Le délai de prescription des faits fautifs, règle essentielle du droit disciplinaire, interdit à l’employeur d’engager une procédure disciplinaire plus de deux mois après avoir eu connaissance d’un fait fautif commis par le salarié (C. trav. art. L 1332-4).

Comme l’a précisé la jurisprudence, ce délai s’apprécie à compter de la connaissance exacte par l’employeur de la réalité, de la nature et de l’ampleur des faits reprochés à l’intéressé (Cass. soc. 17-2-1993 n88-45.539 RJS 4/93 n394 ; CE 20-4-2005 n254909 RJS 8-9/05 n869 ; Cass. soc. 13-10-2015 n14-21.926).

Si une enquête a été nécessaire pour lui permettre d’avoir cette exacte connaissance, c’est, en toute logique, à compter de la révélation des résultats de l’enquête, et notamment de la remise d’un rapport établi à l’issue de celle-ci, que se situe le point de départ du délai de prescription (Cass. soc. 13-12-1995 n94-43.137: RJS 2/96 n121 ; Cass. soc. 1-12-2011 n10-23.758; Cass. soc. 13-10-2015 n14-21.926).

Attention ! Dès lors que les faits ont été commis plus de deux mois avant la date d’engagement de la procédure disciplinaire, qui sauf exception correspond au jour de la convocation du salarié à l’entretien préalable à une éventuelle sanction, c’est à l’employeur d’établir qu’il n’en a eu connaissance que dans les deux mois précédant cette convocation (Cass. soc. 24-3-1988 n86-41.600 ; Cass. soc. 15-10-2010 n09-42.573 : RJS 2/11 n116).

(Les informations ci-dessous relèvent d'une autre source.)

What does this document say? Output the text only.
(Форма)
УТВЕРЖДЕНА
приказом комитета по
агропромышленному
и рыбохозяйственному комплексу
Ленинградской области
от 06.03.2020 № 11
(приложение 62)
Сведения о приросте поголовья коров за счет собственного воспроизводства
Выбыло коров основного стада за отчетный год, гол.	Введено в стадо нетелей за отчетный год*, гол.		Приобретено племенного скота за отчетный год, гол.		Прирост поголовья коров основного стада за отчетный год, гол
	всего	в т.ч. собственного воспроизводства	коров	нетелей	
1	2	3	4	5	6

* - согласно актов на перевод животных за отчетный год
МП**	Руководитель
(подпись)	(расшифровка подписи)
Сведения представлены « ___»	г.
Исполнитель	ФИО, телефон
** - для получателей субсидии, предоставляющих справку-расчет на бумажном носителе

En cas de litige, les juges du fond apprécient souverainement les éléments de preuve gui leur sont fournis.

Ils peuvent donc considérer que la date de la connaissance exacte des faits par l’employeur se situe, non pas au jour de la remise d’un rapport d’audit ou d’enquête comme le soutient celui-ci, mais à une autre date, antérieure de plus de deux mois à l’engagement de la procédure disciplinaire, de sorte que les faits sont prescrits (Cass.soc. 26-11-1996 n94-40.511 ; Cass. soc. 9-3-2016 n14-20.177).

L’enquête a-t-elle une portée sur le licenciement pour faute grave ?

La faute grave est celle qui rend impossible le maintien du salarié dans l’entreprise (Cass. soc. 27-9-2007 n06-43.867 : RJS 12/07 n1261).

Elle suppose l’engagement de la procédure de licenciement par l’employeur dans un délai restreint.

Mais ce délai restreint s’apprécie à partir du moment où l’employeur a eu connaissance des faits fautifs (Cass. soc. 24-11-2010 n09-40.928 : RJS 2/11 n142).

Le fait d’avoir procédé à des investigations pour vérifier la réalité des faits qui auraient été commis par le salarié ne le prive donc pas du droit de se prévaloir d’une faute grave une fois connu le résultat de l’enquête (Cass.soc. 30-10-1991 n88-43.247 : RJS 12/91 n1305).